Background Checking

Health watchdog to check criminal histories of foreign doctors, medicos working in Australia

 

Source: The Herald Sun – www.heraldsun.com.au

Australia’s health watchdog is cracking down on ­foreign doctors and medical workers with criminal records.

Concerned that overseas criminals could exploit loopholes and a lack of checks in Australia’s medical registration system, the Australian Health Practitioner Regulation Agency will demand practitioners prove that they have not committed serious crimes in other countries.

Presently, practitioners coming to work in Australia are trusted to simply tick a box on their registration indicating they do not have a criminal ­record, but the authority lacks the power or resources to ­determine if they are telling the truth.

From February, any medicos seeking registration to work in Australia will need to pay for an international criminal background check by an approved company, with the results provided directly to AHPRA.

Any Australian health workers who have spent six months or more living overseas will also have to undertake international criminal history checks to register with Australia’s medical boards.

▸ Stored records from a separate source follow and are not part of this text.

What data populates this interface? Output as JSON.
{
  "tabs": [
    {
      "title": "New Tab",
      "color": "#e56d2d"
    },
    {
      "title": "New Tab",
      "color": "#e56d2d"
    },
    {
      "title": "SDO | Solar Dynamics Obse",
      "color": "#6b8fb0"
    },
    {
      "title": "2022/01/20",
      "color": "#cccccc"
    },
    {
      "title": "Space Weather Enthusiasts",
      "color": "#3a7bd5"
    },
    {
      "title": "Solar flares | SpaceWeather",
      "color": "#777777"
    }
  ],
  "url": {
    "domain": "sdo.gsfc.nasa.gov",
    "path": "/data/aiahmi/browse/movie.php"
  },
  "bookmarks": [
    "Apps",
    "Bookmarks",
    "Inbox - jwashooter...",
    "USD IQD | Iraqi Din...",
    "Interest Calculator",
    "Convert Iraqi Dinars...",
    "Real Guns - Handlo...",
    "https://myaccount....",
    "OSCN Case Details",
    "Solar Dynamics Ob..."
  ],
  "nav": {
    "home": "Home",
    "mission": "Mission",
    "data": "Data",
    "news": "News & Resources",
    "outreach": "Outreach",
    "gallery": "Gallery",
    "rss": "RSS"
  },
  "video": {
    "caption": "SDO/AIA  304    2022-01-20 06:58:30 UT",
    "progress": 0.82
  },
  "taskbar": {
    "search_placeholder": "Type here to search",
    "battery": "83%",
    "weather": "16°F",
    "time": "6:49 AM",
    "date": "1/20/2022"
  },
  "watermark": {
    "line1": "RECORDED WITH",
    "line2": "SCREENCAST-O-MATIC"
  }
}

But AHPRA chief executive officer Martin Fletcher said the checks would not be enforced on overseas-trained doctors ­already working in Australia.

Mr Fletcher said there was no evidence of current practitioners having undeclared criminal histories, but the strengthened measures would balance the need to better protect the public without delaying appointments of new practitioners.

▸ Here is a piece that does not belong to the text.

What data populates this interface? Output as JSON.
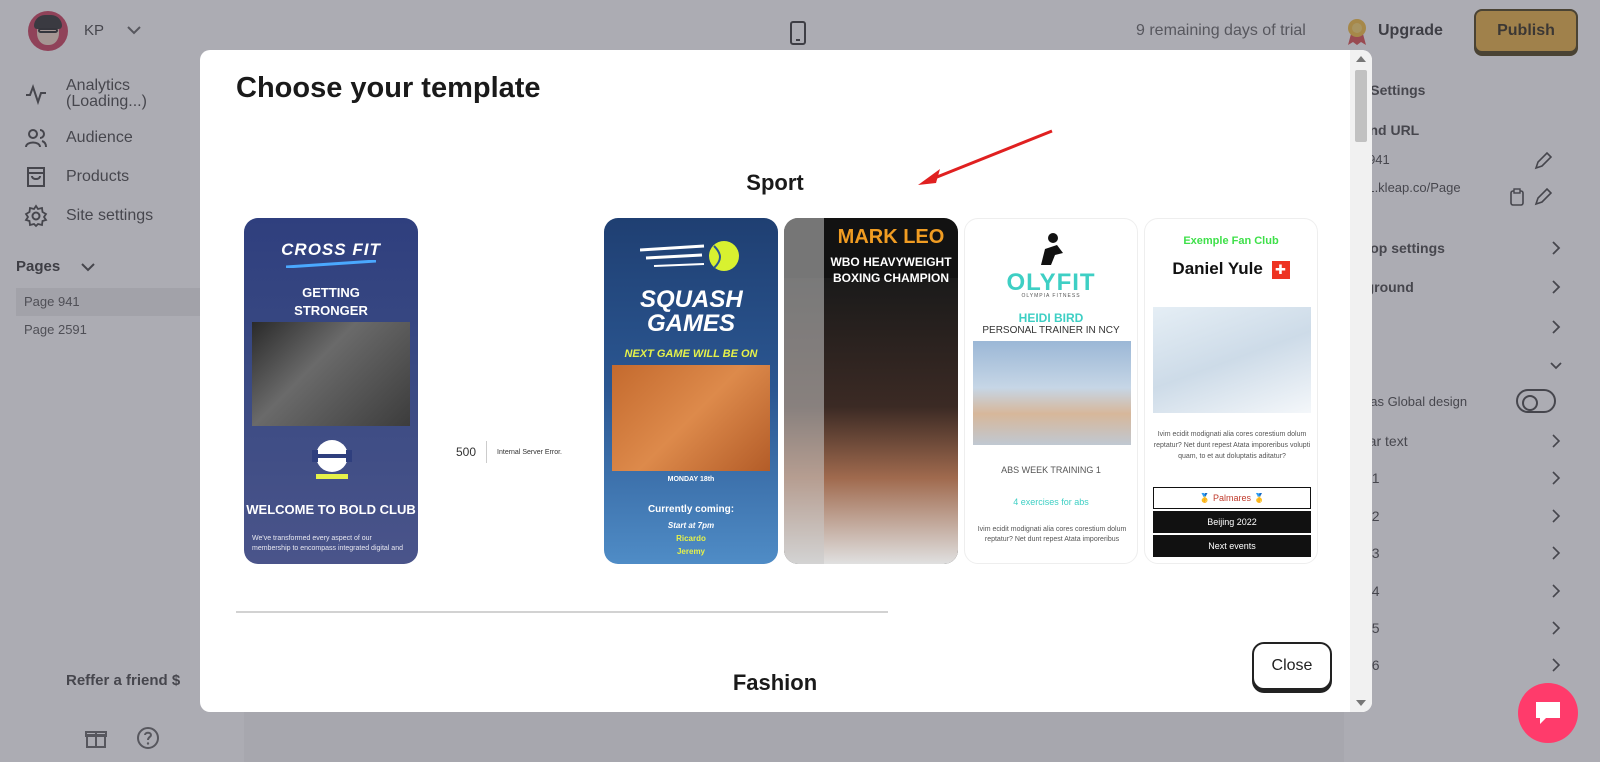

“We are strengthening the safeguards around criminal history and making sure we can provide greater assurance to the public that healthcare practitioners coming to Australia don’t have a criminal history that may raise issues,” he said.

“It is clearly quite challenging in some countries. We will be working with specialist providers for these checking services, and they have established processes to check criminal histories in many countries around the world.

“Obviously, there are issues in relation to particular countries in terms of getting information and questions about the wider context of that country — and they would all be taken into account on a case-by-case basis.”

Australian-trained practitioners must undergo criminal record checks in each state of Australia through the CrimTrac Agency before they can be registered to treat patients, and Mr Fletcher said the same level of assurance would now be expected of foreign health workers.